From: Andreas Dilger (adilger@home.com)
Date: Tue Jan 11 2000 - 14:51:56 EST


Tigran writes:
> You said that you get an oops because of dereferencing cache name via
> /proc/slabinfo even though you destroy the cache with
> kmem_cache_destroy()?

> First of all, as far as I remember, Mark Hemment (author of slab) put the
> comment about not destroying the cache *before* Andrea Arcangeli added the
> destroy functioniality so your observation about it doesn't indicate that
> there should be a problem with kmem_cache_destroy()
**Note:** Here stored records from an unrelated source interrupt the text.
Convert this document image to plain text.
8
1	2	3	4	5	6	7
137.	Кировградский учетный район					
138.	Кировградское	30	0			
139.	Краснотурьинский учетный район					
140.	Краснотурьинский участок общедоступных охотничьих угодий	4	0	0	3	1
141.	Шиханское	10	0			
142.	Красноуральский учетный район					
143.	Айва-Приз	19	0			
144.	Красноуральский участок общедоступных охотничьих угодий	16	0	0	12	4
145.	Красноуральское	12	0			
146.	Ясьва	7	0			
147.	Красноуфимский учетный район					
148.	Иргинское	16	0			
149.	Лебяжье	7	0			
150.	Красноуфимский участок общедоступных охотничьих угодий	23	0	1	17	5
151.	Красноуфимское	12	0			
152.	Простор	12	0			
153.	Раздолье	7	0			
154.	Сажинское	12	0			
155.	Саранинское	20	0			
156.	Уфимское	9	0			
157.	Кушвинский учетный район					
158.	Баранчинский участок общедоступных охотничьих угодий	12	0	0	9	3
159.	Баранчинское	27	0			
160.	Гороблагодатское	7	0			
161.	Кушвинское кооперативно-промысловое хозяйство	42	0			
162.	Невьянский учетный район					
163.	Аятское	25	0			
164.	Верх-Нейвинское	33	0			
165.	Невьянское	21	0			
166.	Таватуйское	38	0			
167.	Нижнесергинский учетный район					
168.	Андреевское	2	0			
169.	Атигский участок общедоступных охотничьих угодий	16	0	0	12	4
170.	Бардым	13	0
I did some further testing on this, and it appears that kmem_cache_destroy()
actually works (although nobody uses it anywhere yet). I will use this in
my module now.

The problem that arises is when __kmem_cache_shrink() doesn't free all of
the slabs for a cache, so the cache isn't destroyed. This leaves a dangling
pointer for name in the kernel cache_cache chain when the module is unloaded,
allowing any user to make the kernel unstable and crash by catting
/proc/slabinfo (granted that a module has to have a loose pointer somewhere
in order to generate this problem).

I think the patch I sent earlier to move the name into the kmem_cache_s
will fix this problem, and kmem_cache_destroy() will work. However, it
still means that all modules should call kmem_cache_destroy() at exit, and
the comment above kmem_cache_shrink() should be removed. At least we
won't have the OOPS problem, only memory leakage at the moment.

Cheers, Andreas

-- 
Andreas Dilger  \ "If a man ate a pound of pasta and a pound of antipasto,
                 \  would they cancel out, leaving him still hungry?"